Djoko Siswanto, Kepala SKK Migas, mengungkapkan Presiden Direktur ENI Mirko sudah menginformasikan kepada pemerintah baik SKK Migas ataupun Kementerian ESDM komitmen ENI untuk terus melakukan kegiatan eksplorasi dan eksploitasi di tanah air. “Bagi ENI, Indonesia merupakan periorotas Utama untuk Investasi pada kegiatan ENI di seluruh dunia,” kata Djoko kepada Dunia Energi, Kamis (19/3).

Lebih lanjut, Djoko menjelaskan bahwa saat ini ENI sedang melakukan survei seismik sepanjang kurang lebih 10.350 km.

“Ini merupakan seismik terpanjang sepanjang sejarah republik Indonesia dan saat ini sedang mengebor sumur Eksplorasi yaitu sumur Geliga-1. Mohon Doa Bapak Ibu semua Insya Allah Gyant Discovery,” kata Djoko.

ENI merupakan salah satu KKKS swasta dari luar negeri yang paling aktif melakukan kegiatan di Indonesia.
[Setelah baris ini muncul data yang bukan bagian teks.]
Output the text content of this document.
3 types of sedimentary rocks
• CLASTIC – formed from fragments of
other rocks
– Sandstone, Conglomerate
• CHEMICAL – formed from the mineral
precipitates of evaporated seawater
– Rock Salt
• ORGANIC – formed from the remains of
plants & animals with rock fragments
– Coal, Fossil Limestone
Apalagi setelah ditemukannya potensi cadangan migas besar di sekitar kutai basin seperti lapangan Jangkrik dan Geng North.

Sekarang ENI adalah pemain kunci dalam mengembangkan proyek migas laut dalam atau Indonesia Deepwater Development (IDD) yang mangkrak ditinggal Chevron. Ini dibuktikan dengan ditetapkannya Final Investment Decision (FID) proyek IDD setelah baru pada 2024 pemerintah memberikan persetujan rencana pengembangan atau Plan of Development (PoD).

ENI resmi mendapatkan persetujuan Final Investment Decision (FID) untuk pengembangan proyek gas Gendalo–Gandang (South Hub) serta Geng North–Gehem (North Hub) di lepas pantai Kalimantan Timur dengan nilai investasi lebih dari US$15 Miliar. Keputusan investasi ini diambil hanya 18 bulan setelah persetujuan Plan of Development (POD) pada 2024.

Proyek ini memanfaatkan teknologi produksi laut dalam serta infrastruktur yang telah ada, termasuk Jangkrik FPU dan reaktivasi Train F fasilitas pencairan gas Bontang LNG Plant, sehingga mampu meningkatkan efisiensi biaya sekaligus mempercepat waktu komersialisasi gas.

Pengembangan Gendalo dan Gandang akan dilakukan pada kedalaman laut 1.000–1.800 meter dengan pengeboran tujuh sumur produksi yang dihubungkan ke fasilitas Jangkrik. Sementara itu, proyek North Hub mencakup pengeboran 16 sumur produksi di kedalaman 1.700–2.000 meter, yang akan terhubung ke FPSO baru dengan kapasitas pemrosesan lebih dari 1 miliar kaki kubik gas per hari serta 90.000 barel kondensat per hari.